We are a predatory species, this I do not deny. Nor does the universe at large have any concept of our notion of fairness. Survival is tough – an eternal struggle wherein species and individuals come and go with terrifying brevity of stay. I am reminded that the vast majority – well over 99% – of all species that have ever existed on this planet are gone, extinct, never to return. We are a prideful species; a self-congratulatory bunch easily impressed by our modest accomplishments in the face of an apathetic universe we do not fully understand. It is true we are the dominant species of this planet – the apex predator by virtue of our technology and propensity for rapid (and indiscriminate) propagation. Yet this earth is venerable in ways we fail to imagine and is littered with the fossilized bones of species whose reign was no less dominant and lasted a great while longer than ours has by a margin of several hundred million years. Yet we seem to be the first species that, while not actively cannibalistic, seems most likely to be the architect of its own downfall. Save for the world or the greater universe at large wiping out our species in any of the number of spectacular ways it can and indeed has done to other species in the past, we may yet be the ones who – in our exuberance and impatience – create and utilize the means by which every last one of us will cease to be.
I am humbled by the thought that we are not nearly as special as we presume to be, in our arrogance, and in clear defiance of all the evidence to the contrary. Like so many of the great ironies in life this fact would be funny were it not so tragic. Men build buildings, gleaming and tall, and proclaim themselves masters of the earth. We build airplanes and satellites and believe ourselves to be masters of the skies. We build ships and submarines to circumnavigate the globe and we fancy ourselves lord over the seas. Yet when our technology fails, the fuel runs out, or complacency steers us awry, our buildings fall, our ships sink, and our airplanes are reunited with the earth by the relentless and unforgiving pull of gravity. Without our technology we are amongst the most ill-equipped residents of this planet – a shockingly impractical design – whose global population would crash should we ever be robbed of our long-compounded advantage. We stick tigers and bears in cages and assert our dominance over them with camera phones and regulated feeding times. We are the dominant species, yes, but enter the cage and the playing field is not evened but skewed utterly in favor of the animal over which we, on the other side of the bars scant moments before, claimed utter dominance.
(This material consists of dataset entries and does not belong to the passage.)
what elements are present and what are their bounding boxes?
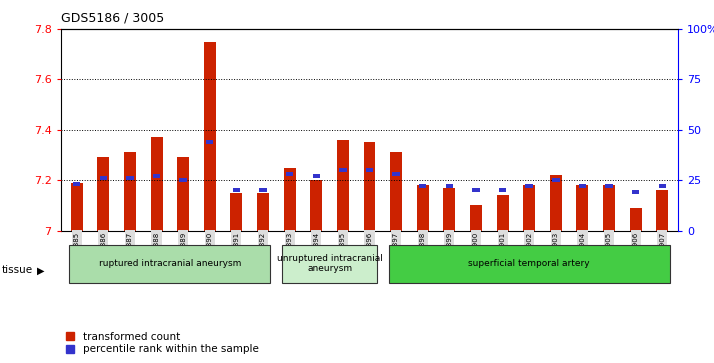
Bar [311, 180, 322, 231]
Bar [313, 174, 320, 178]
Bar [443, 188, 456, 231]
Bar [337, 140, 349, 231]
Bar [526, 184, 533, 188]
Bar [97, 158, 109, 231]
Bar [259, 188, 267, 192]
Bar [366, 168, 373, 172]
Bar [286, 172, 293, 176]
Bar [363, 142, 376, 231]
Bar [552, 178, 560, 182]
Text: superficial temporal artery: superficial temporal artery [468, 259, 590, 268]
Bar [203, 42, 216, 231]
Bar [550, 175, 562, 231]
Bar [177, 158, 189, 231]
Bar [497, 195, 508, 231]
Bar [419, 184, 426, 188]
Bar [417, 185, 428, 231]
Bar [630, 208, 642, 231]
Bar [126, 176, 134, 180]
Text: ruptured intracranial aneurysm: ruptured intracranial aneurysm [99, 259, 241, 268]
Bar [576, 185, 588, 231]
Bar [605, 184, 613, 188]
Bar [632, 190, 640, 195]
Bar [472, 188, 480, 192]
Bar [206, 140, 213, 144]
Legend: transformed count, percentile rank within the sample: transformed count, percentile rank withi… [66, 331, 258, 354]
Bar [523, 185, 536, 231]
Bar [339, 168, 346, 172]
Bar [151, 137, 163, 231]
Bar [71, 183, 83, 231]
Bar [393, 172, 400, 176]
Bar [658, 184, 666, 188]
Bar [603, 185, 615, 231]
Bar [283, 168, 296, 231]
Text: unruptured intracranial
aneurysm: unruptured intracranial aneurysm [276, 253, 383, 273]
Text: tissue: tissue [2, 265, 34, 276]
Bar [446, 184, 453, 188]
FancyBboxPatch shape [282, 245, 377, 283]
Text: ▶: ▶ [37, 265, 45, 276]
FancyBboxPatch shape [69, 245, 271, 283]
Bar [470, 205, 482, 231]
Bar [124, 152, 136, 231]
Bar [73, 182, 81, 186]
Bar [233, 188, 240, 192]
Bar [153, 174, 160, 178]
Bar [231, 193, 242, 231]
FancyBboxPatch shape [389, 245, 670, 283]
Bar [390, 152, 402, 231]
Bar [499, 188, 506, 192]
Bar [179, 178, 187, 182]
Text: GDS5186 / 3005: GDS5186 / 3005 [61, 12, 164, 24]
Bar [99, 176, 107, 180]
Bar [656, 190, 668, 231]
Bar [257, 193, 269, 231]
Bar [579, 184, 586, 188]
We are an enigmatic species – upright and bald – without horns or claws or fangs, possessed only with intelligence and fervor in this brief geological moment during which we have come to rule over this world. Yet intelligence – ours or that of future generations more cerebral still – may be no more than a precarious evolutionary branch that will not bear long term fruit; doomed, made redundant by nature’s other, more successful stratagems in the struggle for life in which we are yet but infants.